WeTICA is a binless weighted ensemble based enhanced sampling method to study rare event kinetics on a predefined linear CV space. It uses WEPY weighted ensemble software (https://adicksonlab.github.io/wepy/index.html) to run and store simulation data.
To start WeTICA weighted ensemble simulation, at least 4 major files are required. Example files are provided in the "Systems" folder of this repository.
- An equilibrated, neutrilize and solvated initial structure file in GROMACS .gro format.
- System topology file in GROMACS .top format.
- Target structure file in GROMACS .gro format.
- An eigenvector file in .txt format where each column represents one eigenvector.
- A file containing the pairwise selected atom ids in .txt format (Optional).
Note 1a. If AmberTools is used to prepare system and topology files, "amb2gro_top_gro.py" python script available in AmberTools can be used to convert the amber structure and topology to GROMACS format in the following way.

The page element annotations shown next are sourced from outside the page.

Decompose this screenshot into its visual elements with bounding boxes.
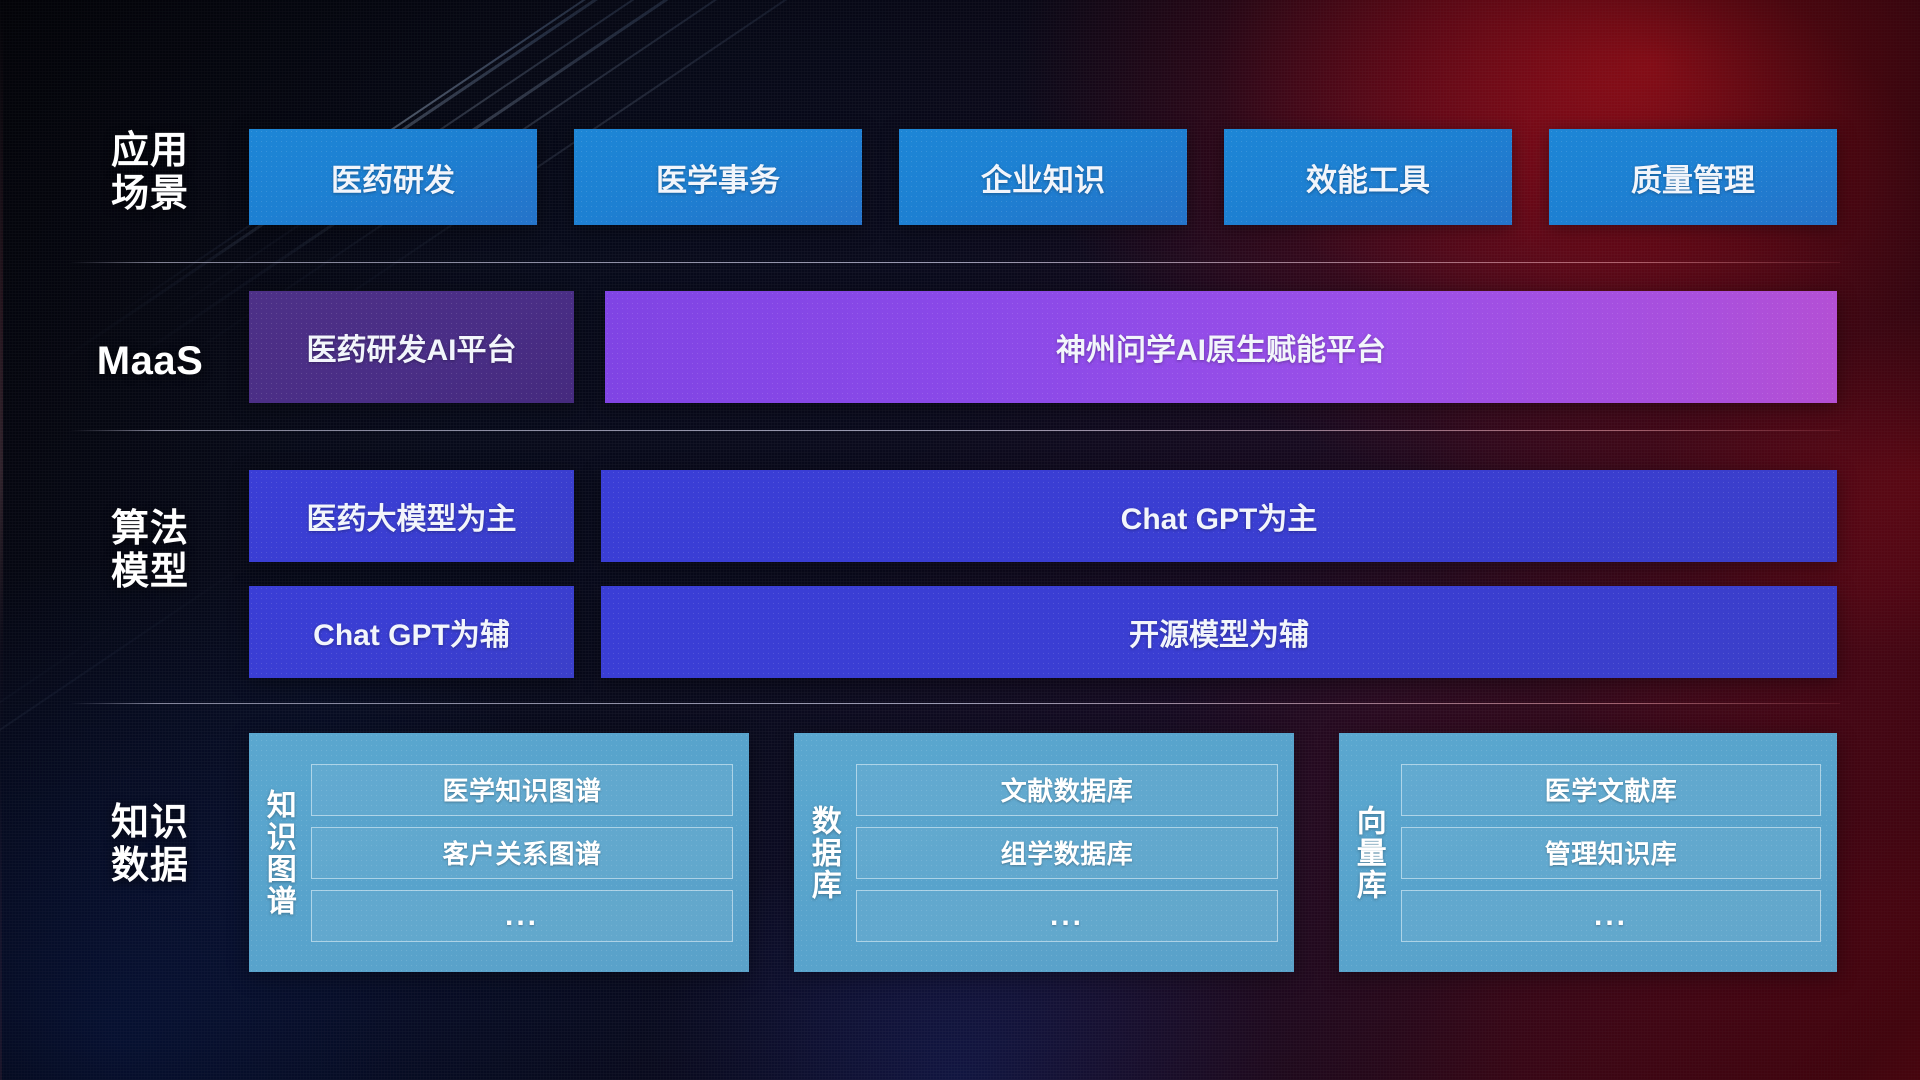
app-scenario-card-2[interactable]: 医学事务 xyxy=(574,129,862,225)
slide-canvas: 应用 场景 医药研发 医学事务 企业知识 效能工具 质量管理 MaaS xyxy=(0,0,1920,1080)
app-scenario-card-3-label: 企业知识 xyxy=(981,155,1105,200)
knowledge-item[interactable]: 管理知识库 xyxy=(1401,827,1821,879)
row-label-knowledge-line2: 数据 xyxy=(70,845,230,888)
algorithm-card-right-2-label: 开源模型为辅 xyxy=(1129,610,1309,654)
knowledge-panel-database-items: 文献数据库 组学数据库 ... xyxy=(852,733,1294,972)
algorithm-card-left-2-label: Chat GPT为辅 xyxy=(313,610,510,654)
knowledge-panel-vector-vertical-label: 向量库 xyxy=(1339,733,1397,972)
app-scenario-card-1[interactable]: 医药研发 xyxy=(249,129,537,225)
knowledge-item[interactable]: 医学知识图谱 xyxy=(311,764,733,816)
algorithm-card-left-2[interactable]: Chat GPT为辅 xyxy=(249,586,574,678)
row-label-algorithm-line2: 模型 xyxy=(70,551,230,594)
row-label-algorithm: 算法 模型 xyxy=(70,508,230,595)
knowledge-panel-database[interactable]: 数据库 文献数据库 组学数据库 ... xyxy=(794,733,1294,972)
row-label-knowledge: 知识 数据 xyxy=(70,802,230,889)
maas-card-shenzhou-platform[interactable]: 神州问学AI原生赋能平台 xyxy=(605,291,1837,403)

amb2gro_top_gro.py -p mol.prmtop -c mol.inpcrd -t mol.top -g mol.gro
Note 1b. If CHARMM-GUI is used to prepare system and topology, files in GROMACS format can be generated from there itself.
Note 2. Currently WeTICA framework supports two featurization schemes: 1) CA-CA atom pairwise distances ('allCA'), 2) User selected atom pairwise distances ('sel_pair'). To maintain consistency in calculations, both the eigenvector generation and the simulation should be performed using the same feature.
Note 3. 0 based selected atom ids are required for the 'sel_pair' featurization scheme. This file is not required for the 'allCA' feature.
First download the WEPY weighted ensemble software. Open the link provided below and follow the installation guide.
https://adicksonlab.github.io/wepy/_source/installation.html
Inside the "Scripts" folder of this repository, several python files are there. The main script is the WeTICA.py. Download all the python files from this folder and put them together inside a folder in the local machine or HPC. Activate the WEPY environment and run the WeTICA.py script with the necessary command line arguments as described below. Note that all the available arguments are not needed to specify explicitly. Many optional arguments are there with default values.
python WeTICA.py -h
-dire DIRE Full PATH of the directory containing system related input files
-num NUM Number of walkers [Optional, default=24]
-rid RID Run index
-steps STEPS Number of MD steps between two consecutive resampling processes [optional, default=10000 -> 20 ps]
-cyc CYC Total number of cycles in each run [optional, default=20000]
-init INIT Starting structure file (GROMACS .gro format)
-top TOP System topology file (GROMACS .top format)
-ref REF Target structure file (GROMACS .gro format)
-vec VEC Eigenvector file
-vid VID [VID ...] Eigenvectors to be used e.g 0-> 1st vector, 1-> 2nd vector, ...
-feat FEAT Select feature e.g 'sel_pair' or 'allCA'.'sel_pair'-> selected pairwise atom distances & 'allCA'-> pairwise CA-CA distances
-pair PAIR File containing indices of selected atoms [Optional, but required for 'sel_pair' feature]
-dist1 DIST1 Merge distance cut-off (unitless) [Optional, default=1.0]
-dist2 DIST2 Warped distance cut-off (unitless) [Optional, default=0.25]
-tem TEM Temperature in Kelvin [Optional, default=300]
-ngpu NGPU Number of available GPU cards
-gid GID [GID ...] GPU ids
This example showcases the use of WeTICA.py script to study the unfolding of Protein G using the first two eigenvectors (specified as: -vid 0 1) as the collective variables (CVs).
python WeTICA.py -dire Systems/protein_G -rid 1 -init folded.gro -top topol.top -ref unfolded.gro -vec eigenvectors.txt -vid 0 1
-feat sel_pair -pair atom_pairs.txt -ngpu 4 -gid 0 1 2 3 -tem 350
While the WE simulation is running, a new file named "Info_*.txt" will be generated alongside the main HDF5 file inside the same folder that contains the system related input files. Informations from this file can be used to monitor the progress of the simulation on-the-fly without opening the HDF5 file. Gradual decrease of the 'Clst walk. dist' value indicates the progress of the simulation. Is “Clst walk. dist” ≈ d_warp? If yes, there is posibility that some walkers reach the target. Now its time for convergence check as described below.
To compute the kinetic observables, a jupyter notebook is provided in the "Analysis notebooks" folder of this repository. Three major analysis tutorials are provided in this notebook as follows:
A) Convergence check
B) Mean first passage time (MFPT) calculation
C) Generation of WE productive trajectory
Open the notebook and follow the instructions to calculate the above mentioned quantities. No major a priori knowledge about the HDF5 file is required to run the notebook.